É incrível, e também admirável, a preocupação de Bruce Miller (criador da série) em apresentar uma primeira temporada tão completa como esta. Assim, o também produtor executivo não se prende a ideia de deixar “algumas coisas” para a próxima temporada, pelo menos nada além do necessário. O roteiro acerta em cheio em sua coesão, explica a história, as motivações que construíram essa mudança e não deixa de lado o desenvolvimento de todos os personagens. Chama à atenção, dentro disso, a dualidade ideológica do que seriam, a grosso modo, os antagonistas (sendo O Comandante vivido por Joseph Fiennes, Serena Joy interpretada por Yvonne Strahovski e Tia Lydia vivida por Ann Dowd os melhores exemplos). Os personagens ganham um background interessante, fazendo o público entender os motivos pelos quais agem daquela maneira, o que não significa que o espectador sinta-se capaz de perdoá-los por aquilo que fizeram, pois mesmo dando essas camadas aos personagens elas (suas ações e motivações) não se justificam como “certas” ao entendimento alheio.
The Handmaid’s Tale está longe de ser uma série fácil de entender. Ao contrário disso, o charme encantador e avassalador do programa está em sua complexidade, ou naquilo que ele quer dizer e que não está nas palavras ditas pelos personagens, mas que pode ser encontrado em seus gestos, suas ações e suas expressões. De fato não há nada mais prazeroso do que uma obra visualmente impecável e de um refinamento estético que nem mesmo o cinema, como arte, às vezes consegue criar. Entretanto, acima disso está o (sub)texto primoroso da obra, que a faz ser, pelo menos na TV americana, a mais relevante e importante do ano – assim como Mulher-Maravilha está sendo.
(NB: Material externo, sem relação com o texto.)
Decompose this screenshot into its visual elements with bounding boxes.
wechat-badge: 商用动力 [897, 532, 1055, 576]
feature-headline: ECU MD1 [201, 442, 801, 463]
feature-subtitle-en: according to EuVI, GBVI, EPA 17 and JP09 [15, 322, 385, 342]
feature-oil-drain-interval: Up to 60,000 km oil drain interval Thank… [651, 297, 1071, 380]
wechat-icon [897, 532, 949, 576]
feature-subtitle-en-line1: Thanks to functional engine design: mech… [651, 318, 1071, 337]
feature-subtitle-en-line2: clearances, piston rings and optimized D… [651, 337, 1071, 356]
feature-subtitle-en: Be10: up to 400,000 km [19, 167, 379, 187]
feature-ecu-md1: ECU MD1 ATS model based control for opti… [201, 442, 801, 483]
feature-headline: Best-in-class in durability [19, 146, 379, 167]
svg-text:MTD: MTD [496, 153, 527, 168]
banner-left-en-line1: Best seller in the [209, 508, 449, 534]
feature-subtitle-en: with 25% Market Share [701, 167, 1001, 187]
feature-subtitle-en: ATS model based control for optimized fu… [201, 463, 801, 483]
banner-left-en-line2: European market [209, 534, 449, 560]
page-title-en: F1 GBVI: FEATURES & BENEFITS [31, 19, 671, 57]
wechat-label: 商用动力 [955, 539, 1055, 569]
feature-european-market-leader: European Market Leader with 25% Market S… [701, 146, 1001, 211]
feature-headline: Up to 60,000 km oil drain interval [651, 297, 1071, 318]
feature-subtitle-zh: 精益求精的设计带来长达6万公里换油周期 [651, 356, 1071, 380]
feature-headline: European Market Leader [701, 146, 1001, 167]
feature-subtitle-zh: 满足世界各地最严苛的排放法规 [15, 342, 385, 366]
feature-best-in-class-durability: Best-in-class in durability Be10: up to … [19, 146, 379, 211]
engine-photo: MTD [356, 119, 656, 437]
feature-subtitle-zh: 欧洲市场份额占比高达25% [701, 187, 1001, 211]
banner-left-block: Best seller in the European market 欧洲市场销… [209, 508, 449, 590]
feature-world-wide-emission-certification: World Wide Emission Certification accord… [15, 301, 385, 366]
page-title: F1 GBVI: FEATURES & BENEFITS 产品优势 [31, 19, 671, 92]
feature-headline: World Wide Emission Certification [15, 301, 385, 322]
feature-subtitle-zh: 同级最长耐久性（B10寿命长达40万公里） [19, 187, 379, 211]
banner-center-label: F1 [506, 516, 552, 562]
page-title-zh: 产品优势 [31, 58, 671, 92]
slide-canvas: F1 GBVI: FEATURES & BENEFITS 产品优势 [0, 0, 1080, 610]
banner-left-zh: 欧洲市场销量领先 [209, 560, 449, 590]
Não é um erro, muito menos um equívoco, afirmar que temos aqui (em The Handmaid’s Tale) a melhor série de 2017. Isso não se determina por ter um episódio espetacular no meio de uma boa temporada. Uma afirmação como essa só pode ser sugerida, ou devidamente afirmada, depois de um certo tempo de êxtase, reflexão e análise de todo o conjunto da obra. Assim, com sua narrativa complexa e completa, um roteiro, elenco e atuações primorosos, The Handmaid’s Tale consagra a sua primeira temporada como a melhor, de uma série estreante, em 2017, ressaltando o seu valor de produção artístico que deve ser destaque nas premiações mais importantes da TV americana, o que deve garantir o destaque que a série realmente merece.
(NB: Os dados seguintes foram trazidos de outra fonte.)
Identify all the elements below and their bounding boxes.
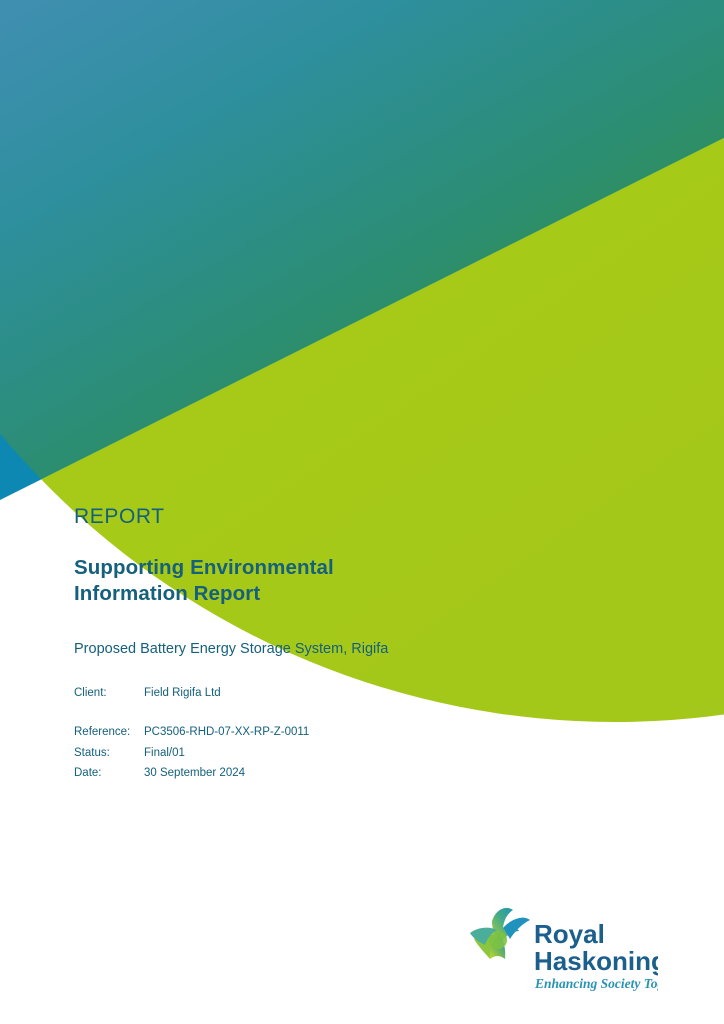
metadata-row-status: Status: Final/01 [74, 748, 634, 760]
document-metadata: Client: Field Rigifa Ltd Reference: PC35… [74, 688, 634, 780]
logo-name-line-2: HaskoningDHV [534, 946, 658, 976]
metadata-row-reference: Reference: PC3506-RHD-07-XX-RP-Z-0011 [74, 727, 634, 739]
report-cover-page: REPORT Supporting Environmental Informat… [0, 0, 724, 1024]
metadata-value-reference: PC3506-RHD-07-XX-RP-Z-0011 [144, 727, 634, 739]
cover-text-block: REPORT Supporting Environmental Informat… [74, 505, 634, 789]
logo-name-line-1: Royal [534, 919, 605, 949]
metadata-value-client: Field Rigifa Ltd [144, 688, 634, 700]
star-icon [470, 908, 530, 959]
metadata-row-date: Date: 30 September 2024 [74, 768, 634, 780]
company-logo: Royal HaskoningDHV Enhancing Society Tog… [462, 903, 658, 995]
metadata-label-client: Client: [74, 688, 144, 700]
page-title: Supporting Environmental Information Rep… [74, 555, 404, 606]
metadata-label-status: Status: [74, 748, 144, 760]
metadata-value-date: 30 September 2024 [144, 768, 634, 780]
metadata-label-reference: Reference: [74, 727, 144, 739]
logo-tagline: Enhancing Society Together [534, 976, 658, 991]
project-subtitle: Proposed Battery Energy Storage System, … [74, 640, 634, 659]
blue-field [0, 0, 724, 520]
metadata-label-date: Date: [74, 768, 144, 780]
page-title-line-2: Information Report [74, 581, 404, 606]
metadata-row-client: Client: Field Rigifa Ltd [74, 688, 634, 700]
metadata-value-status: Final/01 [144, 748, 634, 760]
teal-disc [0, 0, 724, 520]
page-title-line-1: Supporting Environmental [74, 555, 404, 580]
report-kicker: REPORT [74, 505, 634, 528]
Elizabeth Moss é o grande nome do programa, a atriz constrói com empenho sua personagem e entrega ao público uma das melhores atuações do ano na TV, merece todos os prêmios que deve disputar, mas acima disso é preciso reconhecer que temos aqui o ponto mais alto de sua carreira e isso não pode passar em branco. Depois de The Handmaid’s Tale, o Hulu (serviço de streaming que exibe o programa) também deve ser alavancado e fica a curiosidade pelo que mais o serviço pode trazer para a sua grade. Espera-se que The Handmaid’s Tale seja apenas o começo de uma leva de ótimas produções.